UC Davis Health expert says know the symptoms, and call 911 when experiencing any of them
The death of actor Luke Perry this week is a tragic reminder that stroke can affect anyone, anytime. While the risk of stroke increases with age, it can occur at any age.
Stroke happens when either a burst or blocked blood vessel reduces blood flow to the brain and kills brain cells. It is a leading cause of death and disability worldwide.
Kwan Ng, director of vascular neurology and the stroke center at UC Davis Health, reminds everyone that stroke treatment is highly effective, however getting help quickly is essential to the success of that treatment.
“We think about stroke in increments of time — with every 30 minutes that can be shaved off the response time, there’s an associated decrease in morbidity and mortality,” Ng said. “It's important to be aware of the symptoms and get help right away if one or more of them is happening to you.”
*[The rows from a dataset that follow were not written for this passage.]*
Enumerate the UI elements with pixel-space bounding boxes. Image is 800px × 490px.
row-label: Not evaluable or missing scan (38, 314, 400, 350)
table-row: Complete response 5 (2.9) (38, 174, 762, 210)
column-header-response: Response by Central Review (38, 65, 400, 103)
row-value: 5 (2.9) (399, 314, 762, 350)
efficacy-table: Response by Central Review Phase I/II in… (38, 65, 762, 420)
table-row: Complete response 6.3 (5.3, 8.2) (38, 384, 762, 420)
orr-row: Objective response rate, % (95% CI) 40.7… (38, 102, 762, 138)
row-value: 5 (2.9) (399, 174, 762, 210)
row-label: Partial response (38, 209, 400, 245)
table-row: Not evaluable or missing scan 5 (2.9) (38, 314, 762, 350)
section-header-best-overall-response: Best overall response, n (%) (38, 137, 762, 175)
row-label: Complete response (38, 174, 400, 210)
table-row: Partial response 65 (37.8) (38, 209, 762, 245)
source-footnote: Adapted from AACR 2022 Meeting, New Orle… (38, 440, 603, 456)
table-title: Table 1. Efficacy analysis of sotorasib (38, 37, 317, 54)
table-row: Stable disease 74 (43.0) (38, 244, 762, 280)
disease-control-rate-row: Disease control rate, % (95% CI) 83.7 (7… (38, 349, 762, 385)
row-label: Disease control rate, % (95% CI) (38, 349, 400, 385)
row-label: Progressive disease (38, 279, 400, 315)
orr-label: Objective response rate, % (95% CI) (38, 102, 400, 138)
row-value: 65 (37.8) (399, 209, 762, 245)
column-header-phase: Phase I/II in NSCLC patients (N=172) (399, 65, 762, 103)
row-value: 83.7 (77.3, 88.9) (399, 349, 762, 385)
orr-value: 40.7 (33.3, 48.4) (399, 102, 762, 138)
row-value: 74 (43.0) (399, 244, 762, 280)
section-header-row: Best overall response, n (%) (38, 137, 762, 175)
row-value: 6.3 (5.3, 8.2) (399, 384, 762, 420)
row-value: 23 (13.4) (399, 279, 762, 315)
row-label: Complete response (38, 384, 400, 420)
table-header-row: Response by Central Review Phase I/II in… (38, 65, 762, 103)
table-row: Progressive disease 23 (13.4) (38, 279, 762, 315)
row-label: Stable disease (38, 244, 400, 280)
Know the symptoms and what to do: FAST
When it comes to stroke symptoms and actions, Ng says you just have to remember one word — FAST — which stands for:
F – face drooping or numbness
A – arm weakness or numbness
S – speech difficulty, especially slurred speech
T – time to call 911
Other common symptoms that should trigger a call for emergency response include:
- Sudden numbness or weakness in a leg or on one side of the body
- Sudden confusion or trouble understanding speech
- Sudden trouble seeing in one or both eyes
- Sudden trouble walking, dizziness, loss of balance or coordination
- Sudden, severe headache with no known cause
Avoid stroke by controlling risks
“You should also talk with your primary care doctor about your risks for stroke and how to minimize them,” Ng said.
Common stroke risks, according to Ng, are high blood pressure, atrial fibrillation, high cholesterol, smoking, obesity and diabetes. Women also have unique risks, including use of certain types of birth control pills, use of hormone replacement therapy and migraines.
“The causes of stroke in many cases are preventable or controllable with lifestyle change and careful medication management,” Ng said. “We have, however, treated patients who don’t have any of the typical risk factors, which is why we are such strong advocates for symptom awareness.”